Moreover, scientists at the Cajal Institute showed promising results in regards to CBD and Multiple Sclerosis. They used animal models and cell cultures to find that CBD reversed inflammatory responses; within only ten days, mice that were used in the study had superior motor skills and showed progression in their condition. To date, there have been well over 20,000 published scientific articles on cannabinoids and their related effects on all sorts of medical ailments.
In short, the results of the survey (which were published in the Journal of Pain Research) showed that roughly 42% and 46% (respectively) of participants claimed they were able to use cannabis in place of traditional medical to effectively treat their specific medical ailment. So if you’re wondering how to know if you need CBD for pain, remember that you’re certainly not alone.

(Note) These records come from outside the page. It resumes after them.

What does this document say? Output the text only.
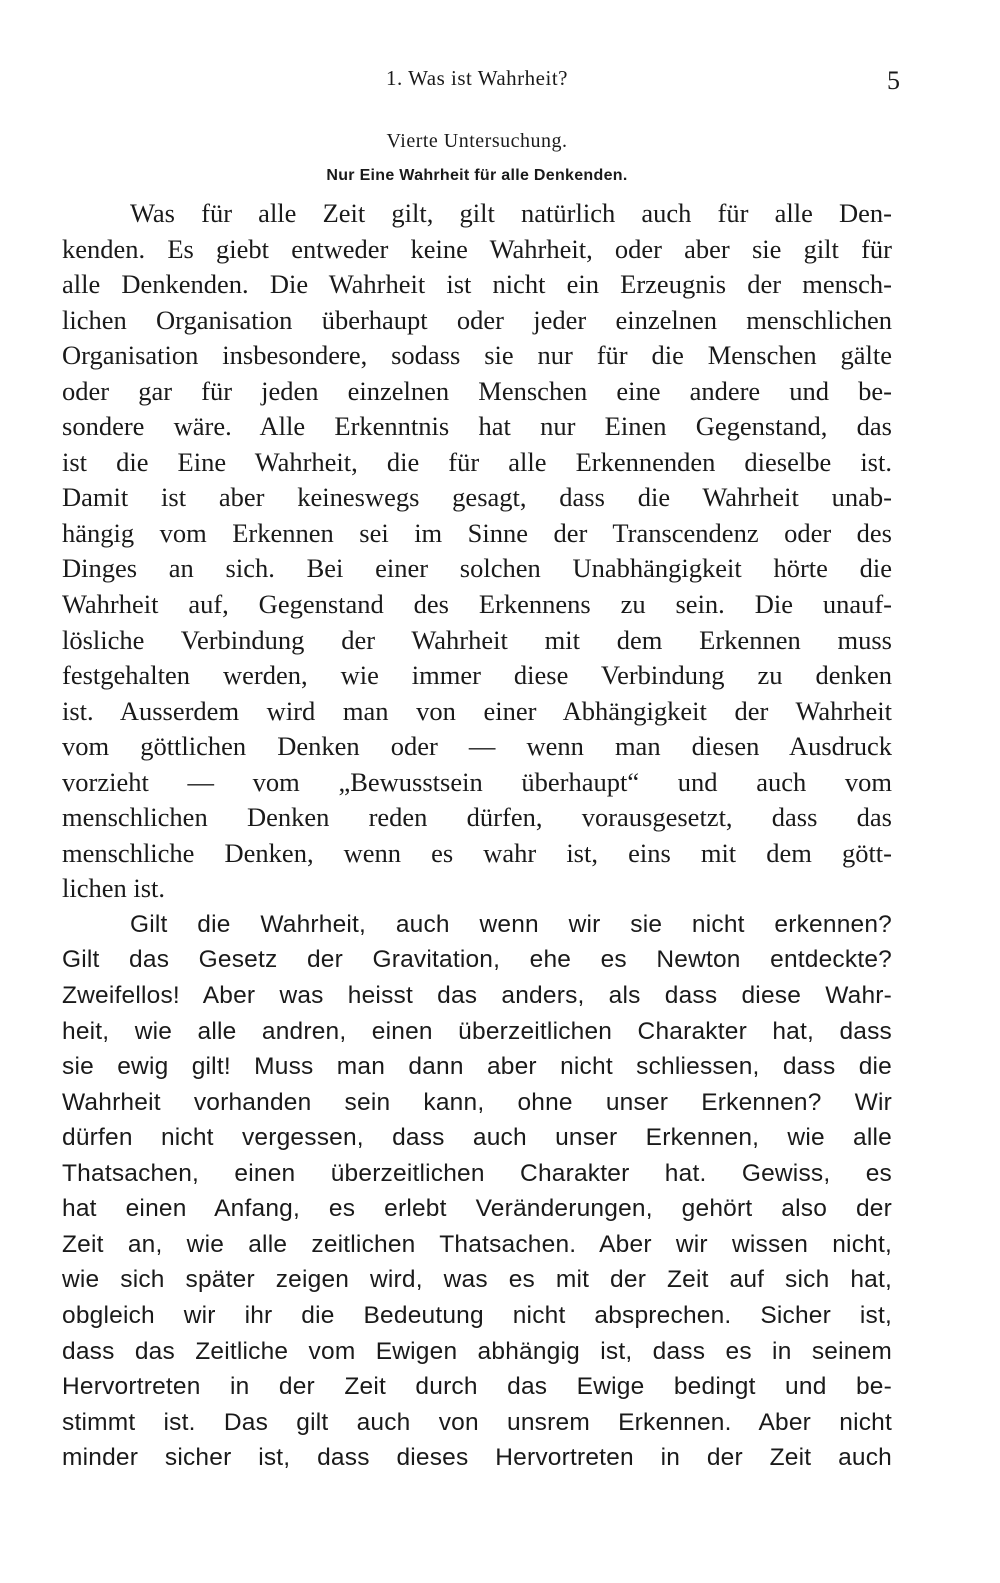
1. Was ist Wahrheit?	5
Vierte Untersuchung.
Nur Eine Wahrheit für alle Denkenden.
Was für alle Zeit gilt, gilt natürlich auch für alle Den-
kenden. Es giebt entweder keine Wahrheit, oder aber sie gilt für
alle Denkenden. Die Wahrheit ist nicht ein Erzeugnis der mensch-
lichen Organisation überhaupt oder jeder einzelnen menschlichen
Organisation insbesondere, sodass sie nur für die Menschen gälte
oder gar für jeden einzelnen Menschen eine andere und be-
sondere wäre. Alle Erkenntnis hat nur Einen Gegenstand, das
ist die Eine Wahrheit, die für alle Erkennenden dieselbe ist.
Damit ist aber keineswegs gesagt, dass die Wahrheit unab-
hängig vom Erkennen sei im Sinne der Transcendenz oder des
Dinges an sich. Bei einer solchen Unabhängigkeit hörte die
Wahrheit auf, Gegenstand des Erkennens zu sein. Die unauf-
lösliche Verbindung der Wahrheit mit dem Erkennen muss
festgehalten werden, wie immer diese Verbindung zu denken
ist. Ausserdem wird man von einer Abhängigkeit der Wahrheit
vom göttlichen Denken oder — wenn man diesen Ausdruck
vorzieht — vom „Bewusstsein überhaupt“ und auch vom
menschlichen Denken reden dürfen, vorausgesetzt, dass das
menschliche Denken, wenn es wahr ist, eins mit dem gött-
lichen ist.
Gilt die Wahrheit, auch wenn wir sie nicht erkennen?
Gilt das Gesetz der Gravitation, ehe es Newton entdeckte?
Zweifellos! Aber was heisst das anders, als dass diese Wahr-
heit, wie alle andren, einen überzeitlichen Charakter hat, dass
sie ewig gilt! Muss man dann aber nicht schliessen, dass die
Wahrheit vorhanden sein kann, ohne unser Erkennen? Wir
dürfen nicht vergessen, dass auch unser Erkennen, wie alle
Thatsachen, einen überzeitlichen Charakter hat. Gewiss, es
hat einen Anfang, es erlebt Veränderungen, gehört also der
Zeit an, wie alle zeitlichen Thatsachen. Aber wir wissen nicht,
wie sich später zeigen wird, was es mit der Zeit auf sich hat,
obgleich wir ihr die Bedeutung nicht absprechen. Sicher ist,
dass das Zeitliche vom Ewigen abhängig ist, dass es in seinem
Hervortreten in der Zeit durch das Ewige bedingt und be-
stimmt ist. Das gilt auch von unsrem Erkennen. Aber nicht
minder sicher ist, dass dieses Hervortreten in der Zeit auch
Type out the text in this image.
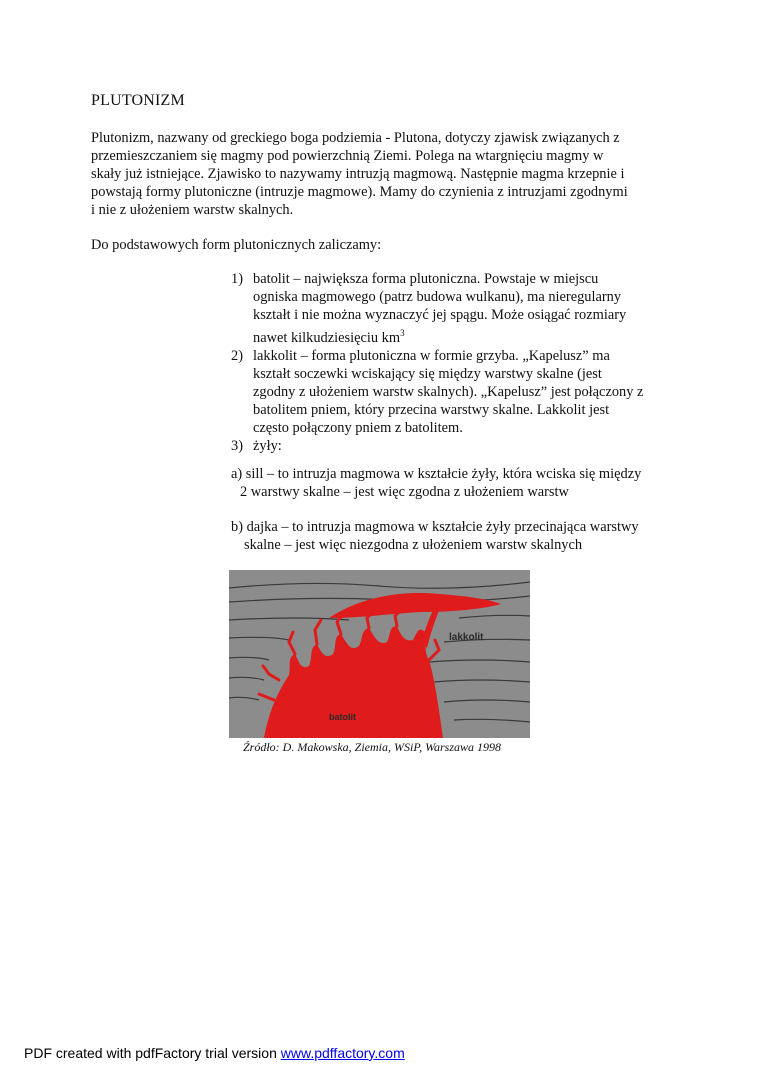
PLUTONIZM

Plutonizm, nazwany od greckiego boga podziemia - Plutona, dotyczy zjawisk związanych z
przemieszczaniem się magmy pod powierzchnią Ziemi. Polega na wtargnięciu magmy w
skały już istniejące. Zjawisko to nazywamy intruzją magmową. Następnie magma krzepnie i
powstają formy plutoniczne (intruzje magmowe). Mamy do czynienia z intruzjami zgodnymi
i nie z ułożeniem warstw skalnych.

Do podstawowych form plutonicznych zaliczamy:

1) batolit – największa forma plutoniczna. Powstaje w miejscu
ogniska magmowego (patrz budowa wulkanu), ma nieregularny
kształt i nie można wyznaczyć jej spągu. Może osiągać rozmiary
nawet kilkudziesięciu $km^3$
2) lakkolit – forma plutoniczna w formie grzyba. „Kapelusz” ma
kształt soczewki wciskający się między warstwy skalne (jest
zgodny z ułożeniem warstw skalnych). „Kapelusz” jest połączony z
batolitem pniem, który przecina warstwy skalne. Lakkolit jest
często połączony pniem z batolitem.
3) żyły:
a) sill – to intruzja magmowa w kształcie żyły, która wciska się między
2 warstwy skalne – jest więc zgodna z ułożeniem warstw
b) dajka – to intruzja magmowa w kształcie żyły przecinająca warstwy
skalne – jest więc niezgodna z ułożeniem warstw skalnych
lakkolit
batolit
Źródło: D. Makowska, Ziemia, WSiP, Warszawa 1998
PDF created with pdfFactory trial version www.pdffactory.com
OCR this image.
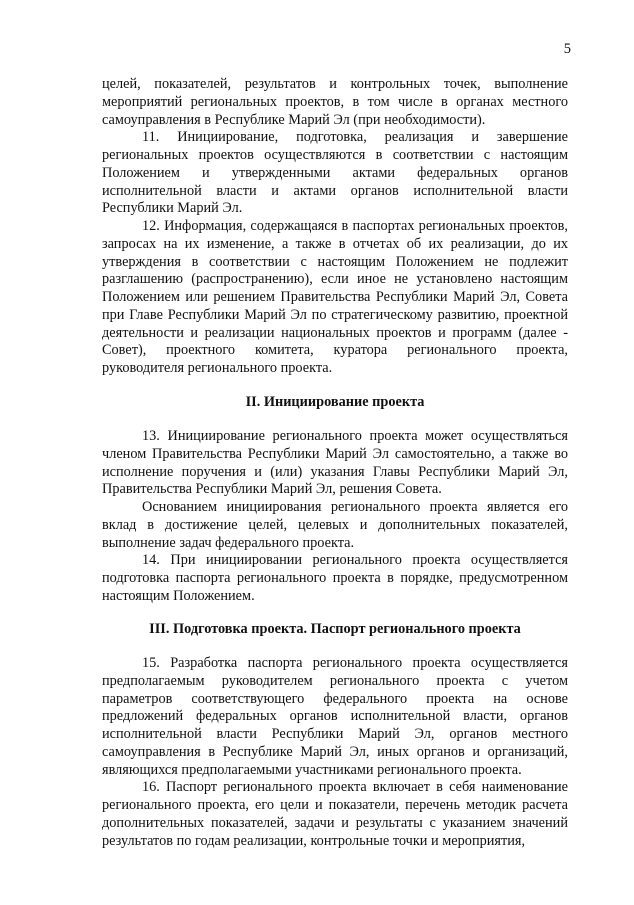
5

целей, показателей, результатов и контрольных точек, выполнение мероприятий региональных проектов, в том числе в органах местного самоуправления в Республике Марий Эл (при необходимости).

11. Инициирование, подготовка, реализация и завершение региональных проектов осуществляются в соответствии с настоящим Положением и утвержденными актами федеральных органов исполнительной власти и актами органов исполнительной власти Республики Марий Эл.

12. Информация, содержащаяся в паспортах региональных проектов, запросах на их изменение, а также в отчетах об их реализации, до их утверждения в соответствии с настоящим Положением не подлежит разглашению (распространению), если иное не установлено настоящим Положением или решением Правительства Республики Марий Эл, Совета при Главе Республики Марий Эл по стратегическому развитию, проектной деятельности и реализации национальных проектов и программ (далее - Совет), проектного комитета, куратора регионального проекта, руководителя регионального проекта.

II. Инициирование проекта

13. Инициирование регионального проекта может осуществляться членом Правительства Республики Марий Эл самостоятельно, а также во исполнение поручения и (или) указания Главы Республики Марий Эл, Правительства Республики Марий Эл, решения Совета.

Основанием инициирования регионального проекта является его вклад в достижение целей, целевых и дополнительных показателей, выполнение задач федерального проекта.

14. При инициировании регионального проекта осуществляется подготовка паспорта регионального проекта в порядке, предусмотренном настоящим Положением.

III. Подготовка проекта. Паспорт регионального проекта

15. Разработка паспорта регионального проекта осуществляется предполагаемым руководителем регионального проекта с учетом параметров соответствующего федерального проекта на основе предложений федеральных органов исполнительной власти, органов исполнительной власти Республики Марий Эл, органов местного самоуправления в Республике Марий Эл, иных органов и организаций, являющихся предполагаемыми участниками регионального проекта.

16. Паспорт регионального проекта включает в себя наименование регионального проекта, его цели и показатели, перечень методик расчета дополнительных показателей, задачи и результаты с указанием значений результатов по годам реализации, контрольные точки и мероприятия,
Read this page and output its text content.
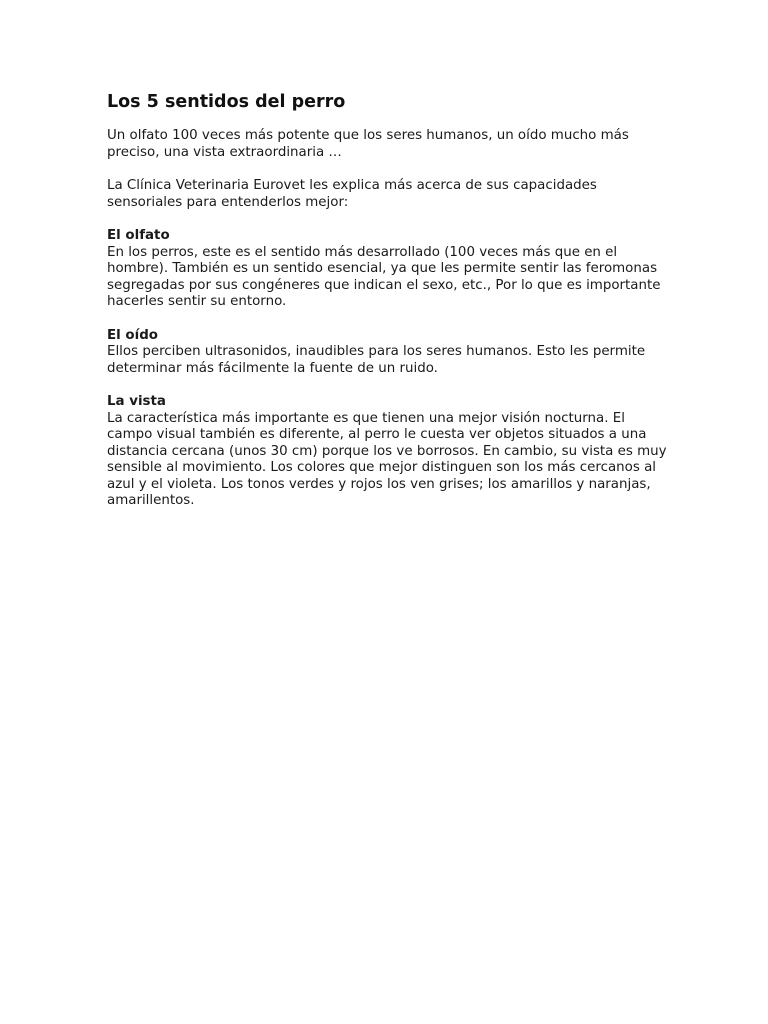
Los 5 sentidos del perro

Un olfato 100 veces más potente que los seres humanos, un oído mucho más preciso, una vista extraordinaria …

La Clínica Veterinaria Eurovet les explica más acerca de sus capacidades sensoriales para entenderlos mejor:

El olfato

En los perros, este es el sentido más desarrollado (100 veces más que en el hombre). También es un sentido esencial, ya que les permite sentir las feromonas segregadas por sus congéneres que indican el sexo, etc., Por lo que es importante hacerles sentir su entorno.

El oído

Ellos perciben ultrasonidos, inaudibles para los seres humanos. Esto les permite determinar más fácilmente la fuente de un ruido.

La vista

La característica más importante es que tienen una mejor visión nocturna. El campo visual también es diferente, al perro le cuesta ver objetos situados a una distancia cercana (unos 30 cm) porque los ve borrosos. En cambio, su vista es muy sensible al movimiento. Los colores que mejor distinguen son los más cercanos al azul y el violeta. Los tonos verdes y rojos los ven grises; los amarillos y naranjas, amarillentos.
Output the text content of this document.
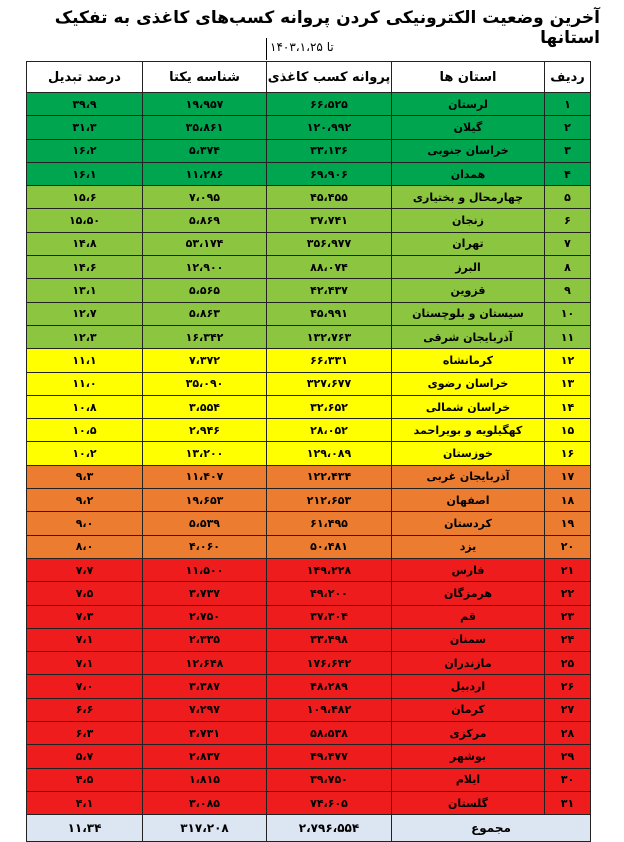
آخرین وضعیت الکترونیکی کردن پروانه کسب‌های کاغذی به تفکیک استانها
تا ۱۴۰۳،۱،۲۵
ردیف	استان ها	پروانه کسب کاغذی	شناسه یکتا	درصد تبدیل
۱	لرستان	۶۶،۵۲۵	۱۹،۹۵۷	۳۹،۹
۲	گیلان	۱۲۰،۹۹۲	۳۵،۸۶۱	۳۱،۳
۳	خراسان جنوبی	۳۳،۱۳۶	۵،۳۷۴	۱۶،۲
۴	همدان	۶۹،۹۰۶	۱۱،۲۸۶	۱۶،۱
۵	چهارمحال و بختیاری	۴۵،۴۵۵	۷،۰۹۵	۱۵،۶
۶	زنجان	۳۷،۷۴۱	۵،۸۶۹	۱۵،۵۰
۷	تهران	۳۵۶،۹۷۷	۵۳،۱۷۴	۱۴،۸
۸	البرز	۸۸،۰۷۴	۱۲،۹۰۰	۱۴،۶
۹	قزوین	۴۲،۴۳۷	۵،۵۶۵	۱۳،۱
۱۰	سیستان و بلوچستان	۴۵،۹۹۱	۵،۸۶۳	۱۲،۷
۱۱	آذربایجان شرقی	۱۳۲،۷۶۳	۱۶،۳۴۲	۱۲،۳
۱۲	کرمانشاه	۶۶،۳۳۱	۷،۳۷۲	۱۱،۱
۱۳	خراسان رضوی	۳۲۷،۶۷۷	۳۵،۰۹۰	۱۱،۰
۱۴	خراسان شمالی	۳۲،۶۵۲	۳،۵۵۴	۱۰،۸
۱۵	کهگیلویه و بویراحمد	۲۸،۰۵۲	۲،۹۴۶	۱۰،۵
۱۶	خوزستان	۱۲۹،۰۸۹	۱۳،۲۰۰	۱۰،۲
۱۷	آذربایجان غربی	۱۲۲،۴۳۴	۱۱،۴۰۷	۹،۳
۱۸	اصفهان	۲۱۲،۶۵۳	۱۹،۶۵۳	۹،۲
۱۹	کردستان	۶۱،۴۹۵	۵،۵۳۹	۹،۰
۲۰	یزد	۵۰،۴۸۱	۴،۰۶۰	۸،۰
۲۱	فارس	۱۴۹،۲۲۸	۱۱،۵۰۰	۷،۷
۲۲	هرمزگان	۴۹،۲۰۰	۳،۷۳۷	۷،۵
۲۳	قم	۳۷،۳۰۴	۲،۷۵۰	۷،۳
۲۴	سمنان	۳۳،۴۹۸	۲،۳۳۵	۷،۱
۲۵	مازندران	۱۷۶،۶۴۲	۱۲،۶۴۸	۷،۱
۲۶	اردبیل	۴۸،۲۸۹	۳،۳۸۷	۷،۰
۲۷	کرمان	۱۰۹،۴۸۲	۷،۲۹۷	۶،۶
۲۸	مرکزی	۵۸،۵۳۸	۳،۷۳۱	۶،۳
۲۹	بوشهر	۴۹،۴۷۷	۲،۸۳۷	۵،۷
۳۰	ایلام	۳۹،۷۵۰	۱،۸۱۵	۴،۵
۳۱	گلستان	۷۴،۶۰۵	۳،۰۸۵	۴،۱
مجموع		۲،۷۹۶،۵۵۴	۳۱۷،۲۰۸	۱۱،۳۴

Hemp is possibly one of the earliest plants to be cultivated. An archeological site in the Oki Islands near Japan contained cannabis achenes from about 8000 BC, probably signifying use of the plant. Hemp use archaeologically dates back to the Neolithic Age in China, with hemp fiber imprints found on Yangshao culture pottery dating from the 5th millennium BC. The Chinese later used hemp to make clothes, shoes, ropes, and an early form of paper. The classical Greek historian Herodotus (ca. 480 BC) reported that the inhabitants of Scythia would often inhale the vapors of hemp-seed smoke, both as ritual and for their own pleasurable recreation.
“I have been searching for an alternative to anxiety drugs. My niece, who is an alternative health care worker, recommended this product. I was amazed at how quickly it worked only after 2 days, I felt relief. Being on prescription medication for over 3 years with side effects, I have recommended this to my family & friends. So I would absolutely recommend this product to anyone looking for a safe alternative for anxiety. Thank you!“
A fluctuation of electrical activity in the brain is the main trigger of seizures. While there were unconcluded studies that CBD can control seizures it was not until recently that scientists confirmed the claims. Placebo research involving double-blind patients conducted by The New England Journal of Medicine showed that CBD medication administered in people diagnosed with the Dravet syndrome could help reduce the symptoms.
Francesca Fusco, MD, a dermatologist based in New York City, recently told Health that CBD oil is a rich source of fatty acids and other skin-healthy nutrients, and that it may improve hydration and minimize moisture loss. A few studies have also suggested that CBD oil may inhibit the growth of acne, although this hypothesis has only been tested in laboratory cell cultures—not in actual humans.